Housing provided through the proposed statute would be available only to certain populations, including homeless families with children, those who have experienced domestic violence, veterans, and senior citizens.
The measure failed to pass the most recent legislative session, Poulson says, but it’s already functionally in place in many areas.
“A lot of communities in Washington state have already used this tool,” Poulson says. “Typically, they go to the ballot and ask the voters to support the sales-and-use tax for housing.”
HB 1590 would relieve municipalities of the current requirements to place such funding measures on their ballots, he says.
Condo Laws
Last year, the Legislature passed Senate Bill 5219, which augmented previous legislation regarding construction of condominiums. Under legislation passed in 2009, builders risked being sued due to the language of the condo warranty law. It was intended to protect consumers from dishonest developers who might construct shoddy condos.
Instead, Spokane Association of Realtors government affairs director Darin Watkins says, that law paved the way for condominium associations to sue builders and developers, which led to liability insurance rates skyrocketing. Thus, construction of new condominium developments has been a less common occurrence in the state.

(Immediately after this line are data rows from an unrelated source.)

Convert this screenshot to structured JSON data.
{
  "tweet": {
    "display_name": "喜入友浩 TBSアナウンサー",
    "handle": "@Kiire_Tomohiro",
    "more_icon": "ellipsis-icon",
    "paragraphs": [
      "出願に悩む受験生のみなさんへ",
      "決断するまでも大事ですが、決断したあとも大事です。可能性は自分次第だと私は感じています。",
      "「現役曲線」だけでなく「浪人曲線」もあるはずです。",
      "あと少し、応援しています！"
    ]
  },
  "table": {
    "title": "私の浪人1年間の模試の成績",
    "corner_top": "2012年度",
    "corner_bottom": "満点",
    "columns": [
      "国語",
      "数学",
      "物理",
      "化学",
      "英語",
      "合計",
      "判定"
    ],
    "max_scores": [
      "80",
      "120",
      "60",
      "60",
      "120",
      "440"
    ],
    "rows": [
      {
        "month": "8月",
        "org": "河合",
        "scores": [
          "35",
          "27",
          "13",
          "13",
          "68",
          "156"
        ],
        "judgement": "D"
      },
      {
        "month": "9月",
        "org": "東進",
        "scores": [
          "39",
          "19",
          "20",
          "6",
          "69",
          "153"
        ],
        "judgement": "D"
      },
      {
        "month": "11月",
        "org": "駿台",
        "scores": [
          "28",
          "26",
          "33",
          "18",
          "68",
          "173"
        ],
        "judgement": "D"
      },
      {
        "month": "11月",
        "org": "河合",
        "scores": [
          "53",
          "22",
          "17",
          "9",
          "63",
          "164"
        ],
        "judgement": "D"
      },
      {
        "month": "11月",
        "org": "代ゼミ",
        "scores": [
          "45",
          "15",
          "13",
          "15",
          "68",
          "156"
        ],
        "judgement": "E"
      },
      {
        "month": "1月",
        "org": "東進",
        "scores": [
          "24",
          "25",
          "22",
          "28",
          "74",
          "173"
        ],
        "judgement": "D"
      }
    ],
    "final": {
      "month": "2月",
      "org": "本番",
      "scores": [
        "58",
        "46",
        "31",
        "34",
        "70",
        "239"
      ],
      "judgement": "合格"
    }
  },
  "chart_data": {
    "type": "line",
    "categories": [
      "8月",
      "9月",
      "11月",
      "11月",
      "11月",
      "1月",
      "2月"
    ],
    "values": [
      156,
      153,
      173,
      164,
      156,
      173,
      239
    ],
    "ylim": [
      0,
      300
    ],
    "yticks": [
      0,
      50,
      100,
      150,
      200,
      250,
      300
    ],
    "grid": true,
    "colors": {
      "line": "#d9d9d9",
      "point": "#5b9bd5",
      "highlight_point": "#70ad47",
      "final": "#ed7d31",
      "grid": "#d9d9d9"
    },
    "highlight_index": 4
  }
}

“As you can imagine, it would be extremely expensive to build a condominium if you were automatically guaranteed to be sued,” Watkins says.
Under SB 5219, the law was clarified so that certain condominium construction warranty requirements don’t apply to condominiums with fewer than seven units.
Watkins says local developers, including Greenstone Corp. founder Jim Frank, believe the legislation didn’t go far enough to protect condo builders and developers.
Legislators passed the bill with good intentions, says University District CEO Lars Gilberts, but revisiting the legislation could remove the risk of lawsuits for condominium projects of all sizes.
“It would clarify the risk so succinctly that builders … don’t have a huge additional cost for liability,” Gilberts says. “It’s great for infill development in many ways; it lines up with what the city has done with their infill development standards, especially this last round.”
Nurse Licensure
Among its legislative priorities, Greater Spokane Incorporated hopes to convince legislators to allow Washington to join the Nurse Licensure Compact.
GSI spokeswoman Cara Coon says West Coast states are conspicuously missing from the coalition of 34 states engaged in the compact.
“It basically serves as license reciprocity within those states,” Coon says. “If Washington became part of the compact, a nurse could choose to have a Washington state license or a compact license.”
The push to include Washington in the compact is being driven in large part by the U.S. Department of Defense, Coon says.
“One of their top issues is family and spousal employment of their military members in the U.S.,” Coon says. “We want spouses at Fairchild who are nurses to be able to practice and not have to wait two or three months to get their Washington state license, when they’re only (stationed) here for 18 to 24 months.”
Passing such legislation would help to ease a local shortage of nurses, Coon says, and would ensure that a full workforce of qualified nurses is available in Washington in case of an emergency.